A 1958 note in American Speech investigates usage: “Five-and-Ten, Five-and-Dime.” The unidentified writer, who grew up in New York City, recalls the five-and-ten-cent store, the five-and-ten, and the ten-cent store as the terms in use in his youth. He thinks that ‑dime forms are latecomers, with their fortunes on the rise. But is he happy about that?

To my ear, the expressions dime store and five-and-dime (store ) have an air of affectation. Several other native New Yorkers to whom I have put the question feel that the dime-expressions have pretensions.
That’s as far down that rabbit hole as I’m gonna go.

There’s also variety store. Did that term catch on when prices made five and ten and dime implausible?

[The article is available from JSTOR. Anyone without library access can create a free account to read a limited number of articles each month. I can’t type that sentence without thinking about the short, tragic life of Aaron Swartz.]

“Ghost Town” on Soul Music

“In the interests of balance, I think you should play ‘Ghost Town’ every night after ‘God Save the King’ — how about that?” Jerry Dammers, in a Soul Music episode about his song (BBC Radio 4).

Today’s Saturday Stumper

Today’s Newsday  Saturday Stumper is by Stella Zawistowski.

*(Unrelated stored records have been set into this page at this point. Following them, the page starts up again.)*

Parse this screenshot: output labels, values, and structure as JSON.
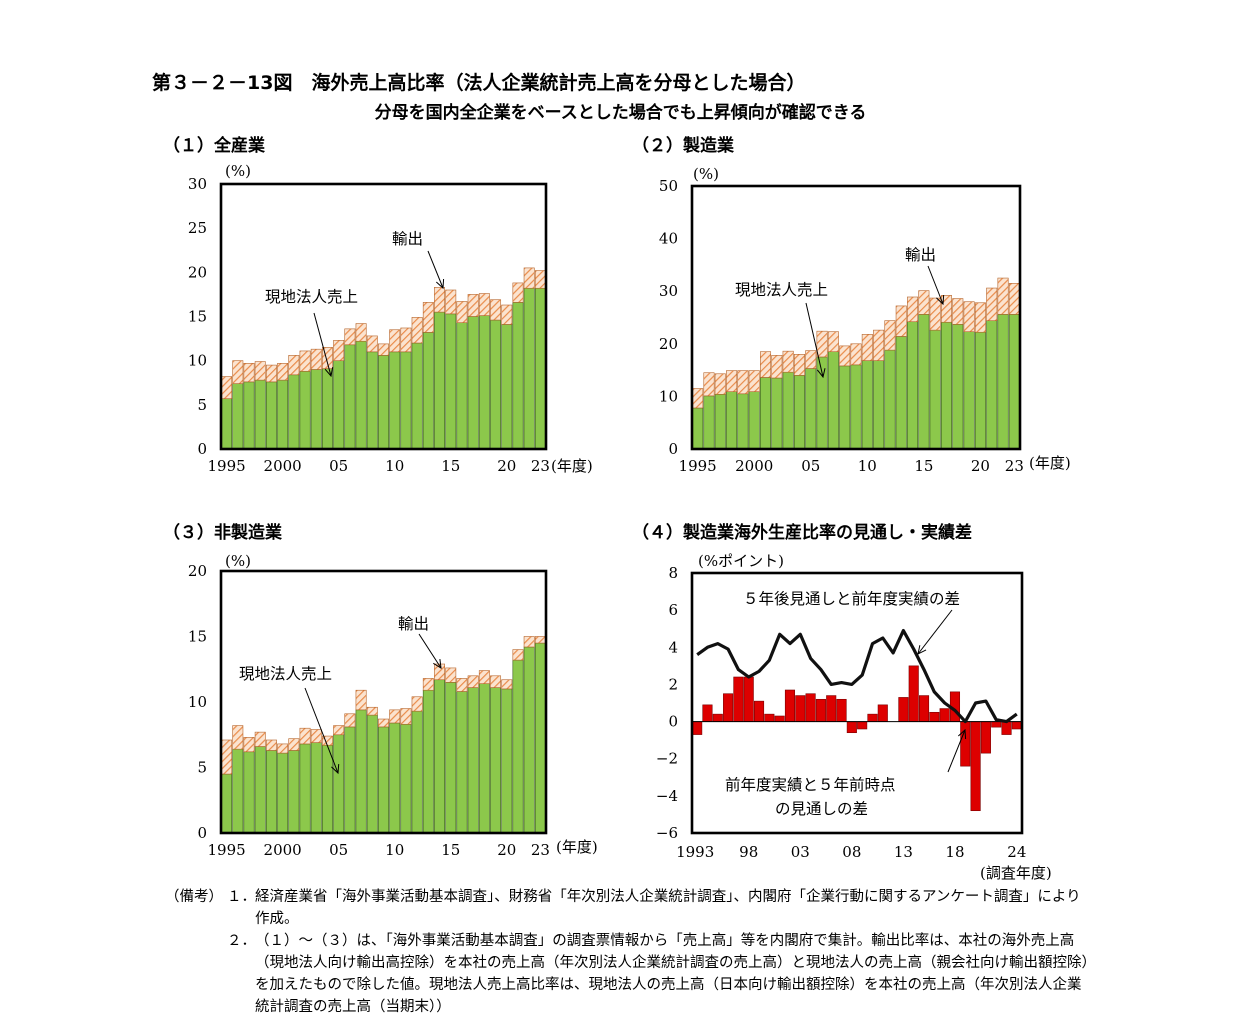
{
  "title": "第３－２－13図　海外売上高比率（法人企業統計売上高を分母とした場合）",
  "subtitle": "分母を国内全企業をベースとした場合でも上昇傾向が確認できる",
  "panels": [
    {
      "title": "（１）全産業",
      "unit": "(%)",
      "xunit": "(年度)"
    },
    {
      "title": "（２）製造業",
      "unit": "(%)",
      "xunit": "(年度)"
    },
    {
      "title": "（３）非製造業",
      "unit": "(%)",
      "xunit": "(年度)"
    },
    {
      "title": "（４）製造業海外生産比率の見通し・実績差",
      "unit": "(%ポイント)",
      "xunit": "(調査年度)"
    }
  ],
  "chart_data": [
    {
      "type": "bar",
      "stacked": true,
      "categories": [
        "1995",
        "96",
        "97",
        "98",
        "99",
        "2000",
        "01",
        "02",
        "03",
        "04",
        "05",
        "06",
        "07",
        "08",
        "09",
        "10",
        "11",
        "12",
        "13",
        "14",
        "15",
        "16",
        "17",
        "18",
        "19",
        "20",
        "21",
        "22",
        "23"
      ],
      "tick_labels": [
        "1995",
        "2000",
        "05",
        "10",
        "15",
        "20",
        "23"
      ],
      "ylim": [
        0,
        30
      ],
      "yticks": [
        0,
        5,
        10,
        15,
        20,
        25,
        30
      ],
      "series": [
        {
          "name": "現地法人売上",
          "color": "#8cc84b",
          "values": [
            5.7,
            7.4,
            7.6,
            7.8,
            7.6,
            7.8,
            8.4,
            8.8,
            9.0,
            9.1,
            10.0,
            11.8,
            12.2,
            11.0,
            10.6,
            11.0,
            11.0,
            12.0,
            13.2,
            15.5,
            15.3,
            14.3,
            15.0,
            15.1,
            14.6,
            14.1,
            16.6,
            18.2,
            18.2
          ]
        },
        {
          "name": "輸出",
          "color": "#f2b98a",
          "values": [
            2.5,
            2.6,
            2.1,
            2.1,
            1.9,
            1.9,
            2.2,
            2.3,
            2.3,
            2.4,
            2.3,
            1.8,
            2.0,
            1.8,
            1.3,
            2.5,
            2.7,
            2.9,
            3.4,
            2.8,
            2.7,
            2.4,
            2.5,
            2.5,
            2.3,
            2.2,
            2.2,
            2.3,
            2.0
          ]
        }
      ],
      "annotations": [
        "輸出",
        "現地法人売上"
      ]
    },
    {
      "type": "bar",
      "stacked": true,
      "categories": [
        "1995",
        "96",
        "97",
        "98",
        "99",
        "2000",
        "01",
        "02",
        "03",
        "04",
        "05",
        "06",
        "07",
        "08",
        "09",
        "10",
        "11",
        "12",
        "13",
        "14",
        "15",
        "16",
        "17",
        "18",
        "19",
        "20",
        "21",
        "22",
        "23"
      ],
      "tick_labels": [
        "1995",
        "2000",
        "05",
        "10",
        "15",
        "20",
        "23"
      ],
      "ylim": [
        0,
        50
      ],
      "yticks": [
        0,
        10,
        20,
        30,
        40,
        50
      ],
      "series": [
        {
          "name": "現地法人売上",
          "color": "#8cc84b",
          "values": [
            7.8,
            10.1,
            10.4,
            10.9,
            10.5,
            10.9,
            13.6,
            13.5,
            14.6,
            14.0,
            15.3,
            17.5,
            18.5,
            15.8,
            16.0,
            16.8,
            16.8,
            18.8,
            21.4,
            24.2,
            25.6,
            22.6,
            24.1,
            23.7,
            22.3,
            22.2,
            24.4,
            25.6,
            25.6
          ]
        },
        {
          "name": "輸出",
          "color": "#f2b98a",
          "values": [
            3.7,
            4.4,
            3.9,
            4.0,
            4.4,
            4.0,
            4.9,
            4.3,
            4.0,
            4.0,
            3.4,
            4.9,
            3.8,
            3.8,
            4.0,
            5.0,
            5.8,
            5.6,
            5.8,
            4.7,
            4.5,
            6.1,
            5.1,
            4.9,
            5.7,
            5.6,
            6.2,
            6.9,
            5.9
          ]
        }
      ],
      "annotations": [
        "輸出",
        "現地法人売上"
      ]
    },
    {
      "type": "bar",
      "stacked": true,
      "categories": [
        "1995",
        "96",
        "97",
        "98",
        "99",
        "2000",
        "01",
        "02",
        "03",
        "04",
        "05",
        "06",
        "07",
        "08",
        "09",
        "10",
        "11",
        "12",
        "13",
        "14",
        "15",
        "16",
        "17",
        "18",
        "19",
        "20",
        "21",
        "22",
        "23"
      ],
      "tick_labels": [
        "1995",
        "2000",
        "05",
        "10",
        "15",
        "20",
        "23"
      ],
      "ylim": [
        0,
        20
      ],
      "yticks": [
        0,
        5,
        10,
        15,
        20
      ],
      "series": [
        {
          "name": "現地法人売上",
          "color": "#8cc84b",
          "values": [
            4.5,
            6.4,
            6.2,
            6.6,
            6.3,
            6.1,
            6.3,
            6.8,
            6.9,
            6.7,
            7.5,
            8.1,
            9.4,
            9.0,
            8.1,
            8.4,
            8.3,
            9.3,
            10.9,
            11.7,
            11.5,
            10.8,
            11.1,
            11.4,
            11.1,
            11.0,
            13.2,
            14.2,
            14.5
          ]
        },
        {
          "name": "輸出",
          "color": "#f2b98a",
          "values": [
            2.6,
            1.8,
            1.1,
            1.1,
            0.8,
            0.7,
            0.9,
            1.2,
            1.0,
            0.7,
            0.7,
            1.0,
            1.5,
            0.6,
            0.6,
            1.0,
            1.2,
            1.1,
            0.9,
            1.2,
            1.1,
            1.0,
            0.9,
            1.0,
            0.9,
            0.7,
            0.8,
            0.8,
            0.5
          ]
        }
      ],
      "annotations": [
        "輸出",
        "現地法人売上"
      ]
    },
    {
      "type": "bar+line",
      "categories": [
        "1993",
        "94",
        "95",
        "96",
        "97",
        "98",
        "99",
        "2000",
        "01",
        "02",
        "03",
        "04",
        "05",
        "06",
        "07",
        "08",
        "09",
        "10",
        "11",
        "12",
        "13",
        "14",
        "15",
        "16",
        "17",
        "18",
        "19",
        "20",
        "21",
        "22",
        "23",
        "24"
      ],
      "tick_labels": [
        "1993",
        "98",
        "03",
        "08",
        "13",
        "18",
        "24"
      ],
      "ylim": [
        -6,
        8
      ],
      "yticks": [
        -6,
        -4,
        -2,
        0,
        2,
        4,
        6,
        8
      ],
      "series": [
        {
          "name": "前年度実績と５年前時点の見通しの差",
          "type": "bar",
          "color": "#dd0000",
          "values": [
            -0.7,
            0.9,
            0.4,
            1.5,
            2.4,
            2.4,
            1.1,
            0.4,
            0.3,
            1.7,
            1.4,
            1.5,
            1.2,
            1.4,
            1.2,
            -0.6,
            -0.4,
            0.4,
            0.9,
            0,
            1.3,
            3.0,
            1.4,
            0.5,
            0.7,
            1.6,
            -2.4,
            -4.8,
            -1.7,
            -0.3,
            -0.7,
            -0.4
          ]
        },
        {
          "name": "５年後見通しと前年度実績の差",
          "type": "line",
          "color": "#111111",
          "values": [
            3.6,
            4.0,
            4.2,
            3.9,
            2.8,
            2.4,
            2.7,
            3.3,
            4.7,
            4.2,
            4.7,
            3.4,
            2.8,
            2.0,
            2.1,
            2.0,
            2.5,
            4.2,
            4.5,
            3.7,
            4.9,
            3.9,
            2.8,
            1.6,
            1.0,
            0.6,
            0,
            1.0,
            1.1,
            0.1,
            0,
            0.4
          ]
        }
      ],
      "annotations": [
        "５年後見通しと前年度実績の差",
        "前年度実績と５年前時点",
        "の見通しの差"
      ]
    }
  ],
  "notes": {
    "head": "（備考）",
    "items": [
      {
        "num": "１．",
        "text": "経済産業省「海外事業活動基本調査」、財務省「年次別法人企業統計調査」、内閣府「企業行動に関するアンケート調査」により作成。"
      },
      {
        "num": "２．",
        "text": "（１）～（３）は、「海外事業活動基本調査」の調査票情報から「売上高」等を内閣府で集計。輸出比率は、本社の海外売上高（現地法人向け輸出高控除）を本社の売上高（年次別法人企業統計調査の売上高）と現地法人の売上高（親会社向け輸出額控除）を加えたもので除した値。現地法人売上高比率は、現地法人の売上高（日本向け輸出額控除）を本社の売上高（年次別法人企業統計調査の売上高（当期末））"
      }
    ]
  }
}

For me, a twenty-five-minute pleasant challenge, with the finish line never feeling out of reach. At the center of the grid, three stepped eleven-letter answers. And everywhere in the puzzle, surprises and tricks a-plenty.

Some clue-and-answer pairs of note:

22-D, ten letters, “You and me, essentially.” Yeesh.

32-D, four letters, “What often precedes the question.” Stumper Alert.

33-A, eleven letters, “ Dollar store ancestors.” I knew it right off.

33-A, eleven letters, “Its lexicon includes ‘banner’ and ‘standard.’” Even spelled correctly, the answer looks wrong.

36-D, eight letters, “Not done.” My first guess, VERYRARE, had me hung up for a bit.

38-D, six letters, “They have currency.” Nation-states?

40-D, six letters, “Set spot.” Vague until it’s not.

49-A, five letters, “Cans of Worcestershire.” Clever.

55-A, three letters, “___ wagon (vehicle that follows bike racers).” How did I know this?

60-A, four letters, “Worked with numbers.” I kept thinking the answer had to end in -ED. But how could it?

My favorite in this puzzle: 25-A, four letters, “Does as well as others.” Just nifty.

No spoilers; the answers are in the comments.

Friday, June 16, 2023

A chart, not especially helpful

The New York Times has created an ingenious scrolling chart (gift link) to sort out congressional Republican responses to the second indictment. The only problem: an ingenious scrolling chart is not especially helpful for anyone who wants to check on a particular member of Congress. There are no names, just small photographs of faces, greyed out until one scrolls to a relevant category of response and some faces turn full-color. Faces are arranged from less to more conservative, though it’s not clear what their arrangment into rows means.

I had no problem finding Illinois’s Mary Miller: I looked at the more conservative end of the spectrum and scrolled until her tiny head turned blonde. There she was, one of just thirty-three members who claim that the indictment signals the advent of autocracy (“BANANA REPUBLIC,” Miller wrote on Twitter), and one of just nineteen members who call the indictment “election interference.”

What would be a much more useful presentation: an alphabetical list of members, with categories of response to the right of their names. That would make it easy to find a given member and see how many categories of response apply to that member’s comments.

I’ll invoke my mantra about technology: Technology makes it possible to do things, not necessary to do them. That one can arrange tiny greyed-out faces into a chart doesn’t mean that one should.